After warnings from retired Engineers and seasoned VCs, the World has reached peak hype in 3D Printing. All those Kickstarter campaigns for 3D printers, all those busy CAD artists, all those blog writers who talk endlessly about it (noooo), are going to hit a brick wall. No more cool materials, no more cool designs, no more quicker and smoother 3D printing. Clearly we are in a rapid descent into the ol’ smelly trash heap of hyped products, filled with Segways, New Cokes and Nintendo Virtual Boys. At least, all according to this infographic. 

Not all Hype is Made Equal

Gartner’s 2012 Hype Cycle Special Report covers all the past, present and future trends and places them on a simple graph with expectation and time as axes. 3D Printing has gone from being an useful thing to have in an office or research lab to ‘Replicators in your home”, aided by gullible media groups (myself included, although I take pains to learn) and pushed by those getting into the business. Gartner, this is one awesome looking graph.

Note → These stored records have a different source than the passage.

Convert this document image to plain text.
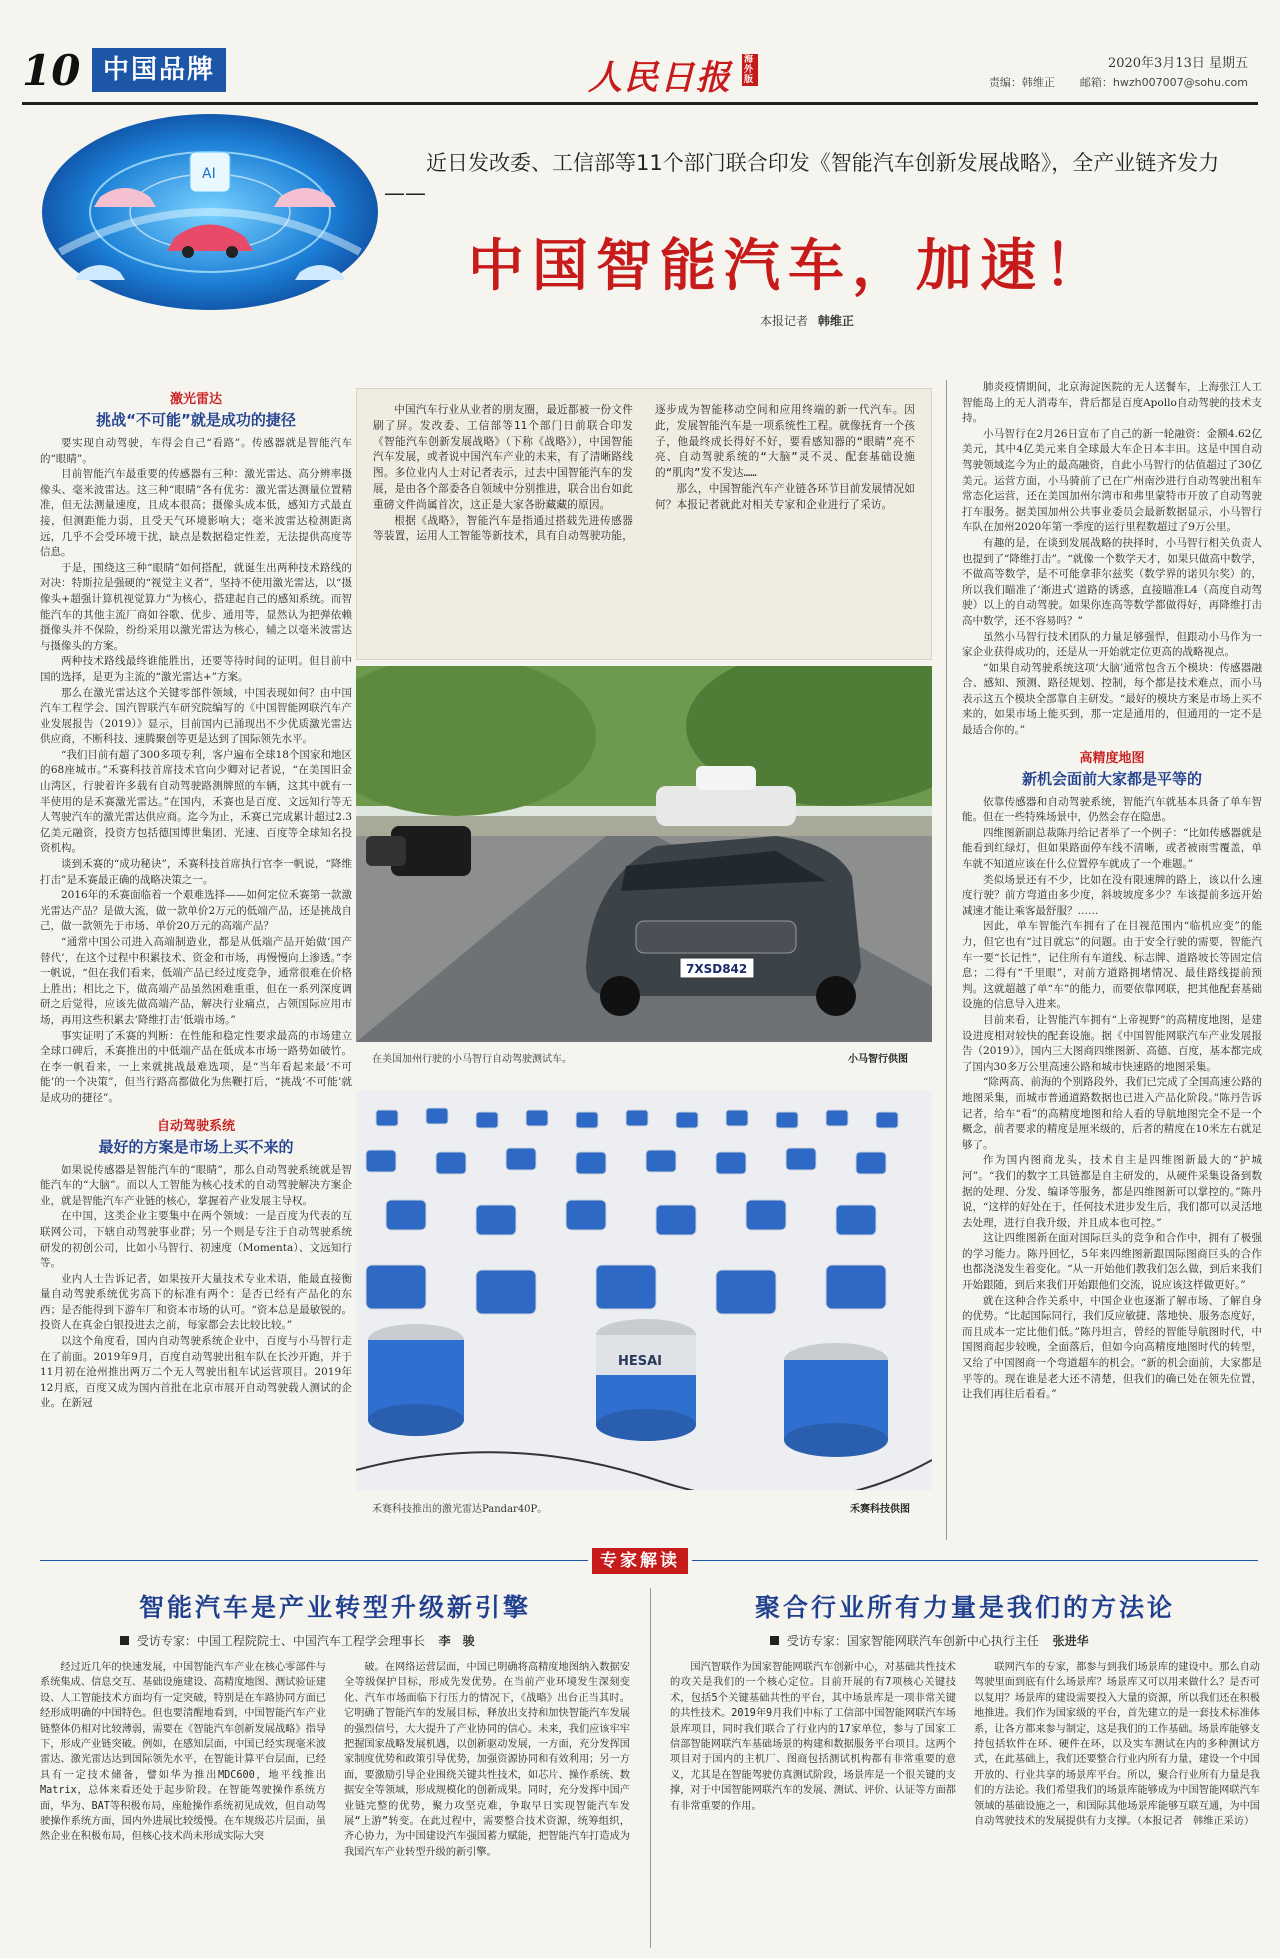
10 中国品牌	人民日报 海外版
2020年3月13日 星期五
责编：韩维正 邮箱：hwzh007007@sohu.com
AI	近日发改委、工信部等11个部门联合印发《智能汽车创新发展战略》，全产业链齐发力——
中国智能汽车，加速！
本报记者 韩维正
激光雷达
挑战“不可能”就是成功的捷径

要实现自动驾驶，车得会自己“看路”。传感器就是智能汽车的“眼睛”。

目前智能汽车最重要的传感器有三种：激光雷达、高分辨率摄像头、毫米波雷达。这三种“眼睛”各有优劣：激光雷达测量位置精准，但无法测量速度，且成本很高；摄像头成本低，感知方式最直接，但测距能力弱，且受天气环境影响大；毫米波雷达检测距离远，几乎不会受环境干扰，缺点是数据稳定性差，无法提供高度等信息。

于是，围绕这三种“眼睛”如何搭配，就诞生出两种技术路线的对决：特斯拉是强硬的“视觉主义者”，坚持不使用激光雷达，以“摄像头+超强计算机视觉算力”为核心，搭建起自己的感知系统。而智能汽车的其他主流厂商如谷歌、优步、通用等，显然认为把弹依赖摄像头并不保险，纷纷采用以激光雷达为核心，辅之以毫米波雷达与摄像头的方案。

两种技术路线最终谁能胜出，还要等待时间的证明。但目前中国的选择，是更为主流的“激光雷达+”方案。

那么在激光雷达这个关键零部件领域，中国表现如何？由中国汽车工程学会、国汽智联汽车研究院编写的《中国智能网联汽车产业发展报告（2019）》显示，目前国内已涌现出不少优质激光雷达供应商，不断科技、速腾聚创等更是达到了国际领先水平。

“我们目前有超了300多项专利，客户遍布全球18个国家和地区的68座城市。”禾赛科技首席技术官向少卿对记者说，“在美国旧金山湾区，行驶着许多载有自动驾驶路测牌照的车辆，这其中就有一半使用的是禾赛激光雷达。”在国内，禾赛也是百度、文远知行等无人驾驶汽车的激光雷达供应商。迄今为止，禾赛已完成累计超过2.3亿美元融资，投资方包括德国博世集团、光速、百度等全球知名投资机构。

谈到禾赛的“成功秘诀”，禾赛科技首席执行官李一帆说，“降维打击”是禾赛最正确的战略决策之一。

2016年的禾赛面临着一个艰难选择——如何定位禾赛第一款激光雷达产品？是做大流，做一款单价2万元的低端产品，还是挑战自己，做一款领先于市场、单价20万元的高端产品？

“通常中国公司进入高端制造业，都是从低端产品开始做‘国产替代’，在这个过程中积累技术、资金和市场，再慢慢向上渗透。”李一帆说，“但在我们看来，低端产品已经过度竞争，通常很难在价格上胜出；相比之下，做高端产品虽然困难重重，但在一系列深度调研之后觉得，应该先做高端产品，解决行业痛点，占领国际应用市场，再用这些积累去‘降维打击’低端市场。”

事实证明了禾赛的判断：在性能和稳定性要求最高的市场建立全球口碑后，禾赛推出的中低端产品在低成本市场一路势如破竹。在李一帆看来，一上来就挑战最难选项，是“当年看起来最‘不可能’的一个决策”，但当行路高都做化为焦鞭打后，“挑战‘不可能’就是成功的捷径”。

自动驾驶系统
最好的方案是市场上买不来的

如果说传感器是智能汽车的“眼睛”，那么自动驾驶系统就是智能汽车的“大脑”。而以人工智能为核心技术的自动驾驶解决方案企业，就是智能汽车产业链的核心，掌握着产业发展主导权。

在中国，这类企业主要集中在两个领域：一是百度为代表的互联网公司，下辖自动驾驶事业群；另一个则是专注于自动驾驶系统研发的初创公司，比如小马智行、初速度（Momenta）、文远知行等。

业内人士告诉记者，如果按开大量技术专业术语，能最直接衡量自动驾驶系统优劣高下的标准有两个：是否已经有产品化的东西；是否能得到下游车厂和资本市场的认可。“资本总是最敏锐的。投资人在真金白银投进去之前，每家都会去比较比较。”

以这个角度看，国内自动驾驶系统企业中，百度与小马智行走在了前面。2019年9月，百度自动驾驶出租车队在长沙开跑，并于11月初在沧州推出两万二个无人驾驶出租车试运营项目。2019年12月底，百度又成为国内首批在北京市展开自动驾驶载人测试的企业。在新冠

中国汽车行业从业者的朋友圈，最近都被一份文件刷了屏。发改委、工信部等11个部门日前联合印发《智能汽车创新发展战略》（下称《战略》），中国智能汽车发展，或者说中国汽车产业的未来，有了清晰路线图。多位业内人士对记者表示，过去中国智能汽车的发展，是由各个部委各自领域中分别推进，联合出台如此重磅文件尚属首次，这正是大家各盼藏藏的原因。

根据《战略》，智能汽车是指通过搭载先进传感器等装置，运用人工智能等新技术，具有自动驾驶功能，逐步成为智能移动空间和应用终端的新一代汽车。因此，发展智能汽车是一项系统性工程。就像抚育一个孩子，他最终成长得好不好，要看感知器的“眼睛”亮不亮、自动驾驶系统的“大脑”灵不灵、配套基础设施的“肌肉”发不发达……

那么，中国智能汽车产业链各环节目前发展情况如何？本报记者就此对相关专家和企业进行了采访。

7XSD842
在美国加州行驶的小马智行自动驾驶测试车。	小马智行供图
HESAI
禾赛科技推出的激光雷达Pandar40P。	禾赛科技供图

肺炎疫情期间，北京海淀医院的无人送餐车，上海张江人工智能岛上的无人消毒车，背后都是百度Apollo自动驾驶的技术支持。

小马智行在2月26日宣布了自己的新一轮融资：金额4.62亿美元，其中4亿美元来自全球最大车企日本丰田。这是中国自动驾驶领域迄今为止的最高融资，自此小马智行的估值超过了30亿美元。运营方面，小马骑前了已在广州南沙进行自动驾驶出租车常态化运营，还在美国加州尔湾市和弗里蒙特市开放了自动驾驶打车服务。据美国加州公共事业委员会最新数据显示，小马智行车队在加州2020年第一季度的运行里程数超过了9万公里。

有趣的是，在谈到发展战略的抉择时，小马智行相关负责人也提到了“降维打击”。“就像一个数学天才，如果只做高中数学，不做高等数学，是不可能拿菲尔兹奖（数学界的诺贝尔奖）的，所以我们瞄准了‘渐进式’道路的诱惑，直接瞄准L4（高度自动驾驶）以上的自动驾驶。如果你连高等数学都做得好，再降维打击高中数学，还不容易吗？”

虽然小马智行技术团队的力量足够强悍，但跟动小马作为一家企业获得成功的，还是从一开始就定位更高的战略视点。

“如果自动驾驶系统这项‘大脑’通常包含五个模块：传感器融合、感知、预测、路径规划、控制，每个都是技术难点，而小马表示这五个模块全部靠自主研发。“最好的模块方案是市场上买不来的，如果市场上能买到，那一定是通用的，但通用的一定不是最适合你的。”

高精度地图
新机会面前大家都是平等的

依靠传感器和自动驾驶系统，智能汽车就基本具备了单车智能。但在一些特殊场景中，仍然会存在隐患。

四维图新副总裁陈丹给记者举了一个例子：“比如传感器就是能看到红绿灯，但如果路面停车线不清晰，或者被雨雪覆盖，单车就不知道应该在什么位置停车就成了一个难题。”

类似场景还有不少，比如在没有限速牌的路上，该以什么速度行驶？前方弯道由多少度，斜坡坡度多少？车该提前多远开始减速才能让乘客最舒服？……

因此，单车智能汽车拥有了在目视范围内“临机应变”的能力，但它也有“过目就忘”的问题。由于安全行驶的需要，智能汽车一要“长记性”，记住所有车道线、标志牌、道路坡长等固定信息；二得有“千里眼”，对前方道路拥堵情况、最佳路线提前预判。这就超越了单“车”的能力，而要依靠网联，把其他配套基础设施的信息导入进来。

目前来看，让智能汽车拥有“上帝视野”的高精度地图，是建设进度相对较快的配套设施。据《中国智能网联汽车产业发展报告（2019）》，国内三大图商四维图新、高德、百度，基本都完成了国内30多万公里高速公路和城市快速路的地图采集。

“除两高、前海的个别路段外，我们已完成了全国高速公路的地图采集，而城市普通道路数据也已进入产品化阶段。”陈丹告诉记者，给车“看”的高精度地图和给人看的导航地图完全不是一个概念，前者要求的精度是厘米级的，后者的精度在10米左右就足够了。

作为国内图商龙头，技术自主是四维图新最大的“护城河”。“我们的数字工具链都是自主研发的，从硬件采集设备到数据的处理、分发、编译等服务，都是四维图新可以掌控的。”陈丹说，“这样的好处在于，任何技术进步发生后，我们都可以灵活地去处理，进行自我升级，并且成本也可控。”

这让四维图新在面对国际巨头的竞争和合作中，拥有了极强的学习能力。陈丹回忆，5年来四维图新跟国际图商巨头的合作也都浇浇发生着变化。“从一开始他们教我们怎么做，到后来我们开始跟随，到后来我们开始跟他们交流，说应该这样做更好。”

就在这种合作关系中，中国企业也逐渐了解市场、了解自身的优势。“比起国际同行，我们反应敏捷、落地快、服务态度好，而且成本一定比他们低。”陈丹坦言，曾经的智能导航图时代，中国图商起步较晚，全面落后，但如今向高精度地图时代的转型，又给了中国图商一个弯道超车的机会。“新的机会面前，大家都是平等的。现在谁是老大还不清楚，但我们的确已处在领先位置，让我们再往后看看。”

专家解读
智能汽车是产业转型升级新引擎
受访专家：中国工程院院士、中国汽车工程学会理事长 李　骏

经过近几年的快速发展，中国智能汽车产业在核心零部件与系统集成、信息交互、基础设施建设、高精度地图、测试验证建设、人工智能技术方面均有一定突破，特别是在车路协同方面已经形成明确的中国特色。但也要清醒地看到，中国智能汽车产业链整体仍相对比较薄弱，需要在《智能汽车创新发展战略》指导下，形成产业链突破。例如，在感知层面，中国已经实现毫米波雷达、激光雷达达到国际领先水平，在智能计算平台层面，已经具有一定技术储备，譬如华为推出MDC600，地平线推出Matrix，总体来看还处于起步阶段。在智能驾驶操作系统方面，华为、BAT等积极布局，座舱操作系统初见成效，但自动驾驶操作系统方面，国内外进展比较缓慢。在车规级芯片层面，虽然企业在积极布局，但核心技术尚未形成实际大突

破。在网络运营层面，中国已明确将高精度地图纳入数据安全等级保护目标，形成先发优势。在当前产业环境发生深刻变化、汽车市场面临下行压力的情况下，《战略》出台正当其时。它明确了智能汽车的发展目标，释放出支持和加快智能汽车发展的强烈信号，大大提升了产业协同的信心。未来，我们应该牢牢把握国家战略发展机遇，以创新驱动发展，一方面，充分发挥国家制度优势和政策引导优势，加强资源协同和有效利用；另一方面，要激励引导企业围绕关键共性技术，如芯片、操作系统、数据安全等领域，形成规模化的创新成果。同时，充分发挥中国产业链完整的优势，聚力攻坚克难，争取早日实现智能汽车发展“上游”转变。在此过程中，需要整合技术资源，统筹组织，齐心协力，为中国建设汽车强国蓄力赋能，把智能汽车打造成为我国汽车产业转型升级的新引擎。

聚合行业所有力量是我们的方法论
受访专家：国家智能网联汽车创新中心执行主任 张进华

国汽智联作为国家智能网联汽车创新中心，对基础共性技术的攻关是我们的一个核心定位。目前开展的有7项核心关键技术，包括5个关键基础共性的平台，其中场景库是一项非常关键的共性技术。2019年9月我们中标了工信部中国智能网联汽车场景库项目，同时我们联合了行业内的17家单位，参与了国家工信部智能网联汽车基础场景的构建和数据服务平台项目。这两个项目对于国内的主机厂、图商包括测试机构都有非常重要的意义，尤其是在智能驾驶仿真测试阶段，场景库是一个很关键的支撑，对于中国智能网联汽车的发展、测试、评价、认证等方面都有非常重要的作用。

联网汽车的专家，都参与到我们场景库的建设中。那么自动驾驶里面到底有什么场景库？场景库又可以用来做什么？是否可以复用？场景库的建设需要投入大量的资源，所以我们还在积极地推进。我们作为国家级的平台，首先建立的是一套技术标准体系，让各方都来参与制定，这是我们的工作基础。场景库能够支持包括软件在环、硬件在环，以及实车测试在内的多种测试方式，在此基础上，我们还要整合行业内所有力量，建设一个中国开放的、行业共享的场景库平台。所以，聚合行业所有力量是我们的方法论。我们希望我们的场景库能够成为中国智能网联汽车领域的基础设施之一，和国际其他场景库能够互联互通，为中国自动驾驶技术的发展提供有力支撑。（本报记者　韩维正采访）
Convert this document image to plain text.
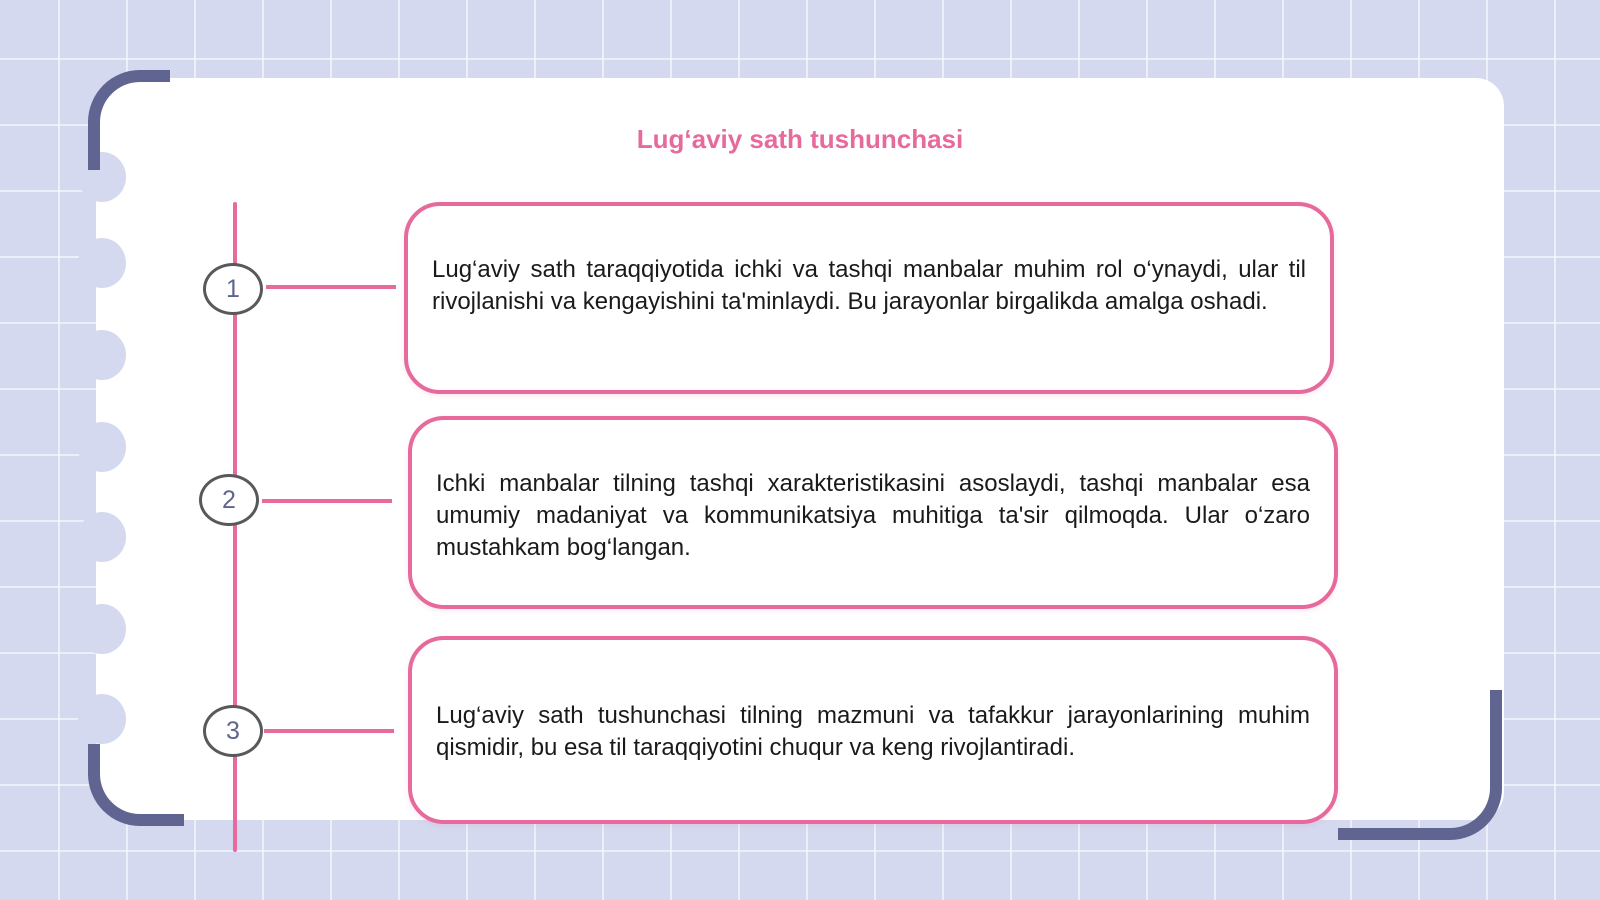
Lug‘aviy sath tushunchasi
1
2
3
Lug‘aviy sath taraqqiyotida ichki va tashqi manbalar muhim rol o‘ynaydi, ular til rivojlanishi va kengayishini ta'minlaydi. Bu jarayonlar birgalikda amalga oshadi.
Ichki manbalar tilning tashqi xarakteristikasini asoslaydi, tashqi manbalar esa umumiy madaniyat va kommunikatsiya muhitiga ta'sir qilmoqda. Ular o‘zaro mustahkam bog‘langan.
Lug‘aviy sath tushunchasi tilning mazmuni va tafakkur jarayonlarining muhim qismidir, bu esa til taraqqiyotini chuqur va keng rivojlantiradi.
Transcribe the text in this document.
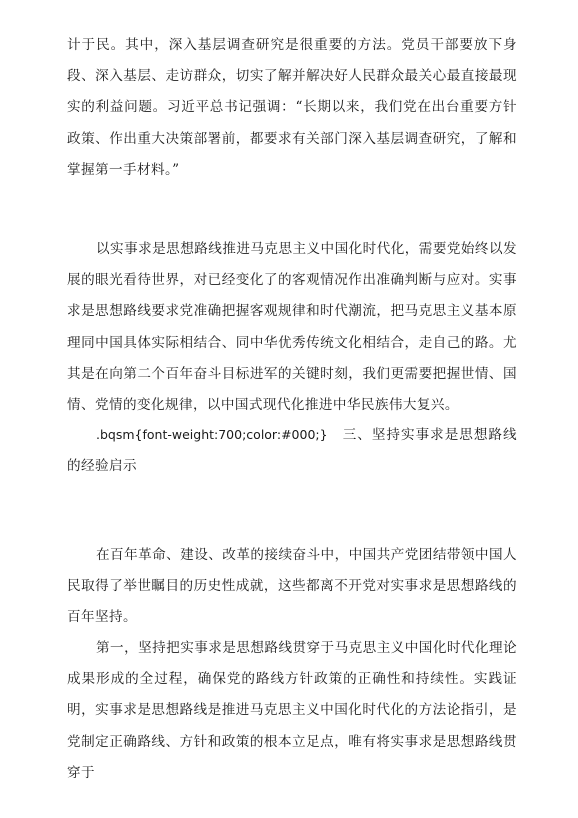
计于民。其中，深入基层调查研究是很重要的方法。党员干部要放下身段、深入基层、走访群众，切实了解并解决好人民群众最关心最直接最现实的利益问题。习近平总书记强调：“长期以来，我们党在出台重要方针政策、作出重大决策部署前，都要求有关部门深入基层调查研究，了解和掌握第一手材料。”

以实事求是思想路线推进马克思主义中国化时代化，需要党始终以发展的眼光看待世界，对已经变化了的客观情况作出准确判断与应对。实事求是思想路线要求党准确把握客观规律和时代潮流，把马克思主义基本原理同中国具体实际相结合、同中华优秀传统文化相结合，走自己的路。尤其是在向第二个百年奋斗目标进军的关键时刻，我们更需要把握世情、国情、党情的变化规律，以中国式现代化推进中华民族伟大复兴。

.bqsm{font-weight:700;color:#000;}　三、坚持实事求是思想路线的经验启示

在百年革命、建设、改革的接续奋斗中，中国共产党团结带领中国人民取得了举世瞩目的历史性成就，这些都离不开党对实事求是思想路线的百年坚持。

第一，坚持把实事求是思想路线贯穿于马克思主义中国化时代化理论成果形成的全过程，确保党的路线方针政策的正确性和持续性。实践证明，实事求是思想路线是推进马克思主义中国化时代化的方法论指引，是党制定正确路线、方针和政策的根本立足点，唯有将实事求是思想路线贯穿于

BUT. Maybe you’re assumptions are off. Carefully read every technology listed there. What does ‘Home Health Monitoring’ and ‘3D Printing’ have in common. Or Near-Field Communication, or Biometric Authentication Methods. They don’t. They have nothing in common. So why would they should they follow the same path? I call SHENANIGANS on this graph (if only to write, but also to because I’m right – I asked the Magic 8 Ball – look!)

The Best is Yet to Come

There is a lot of hype around 3D printing. Half of what I read is mostly re-hashing of rather inane claims (we can print food – no we can’t, we’re hooking up condiments to used CNC machines – thats not printing, that’s dispensing). The other half that I read (and try to report) is groundbreaking stuff that will catalyze further invention, innovation and investment. New technologies are not made equal – some really exist as a family of closely related products that will split off into their own categories. Alot of the crazy cool stuff I’ve been seeing has been going on behind the scenes. Combining metal and plastic printing to product full-on electronics (ie/ Optomec and Rhys Jones work) or developments in large-scale 3D printing (DShape, Voxeljet and Contour Crafting) are going to have very different and uneven impacts in completely different markets – and many years from approaching revived hype. In the early 1980s, there wasn’t that much difference in the mind of the Public between ‘Servers’ and “Personal Computers” even though they are very very different – and (most) of the Public knows better.

The fact is, 3D Printing is such a huge family of technologies that new developments will be coming and going for years, maybe decades, to come. So I’d like to say to Gartner, if you want to slam 3D Printing for being hyped, re-label that as “Desktop 3D Printing” – that would be something I could agree with. It gives the rest of us a bad name.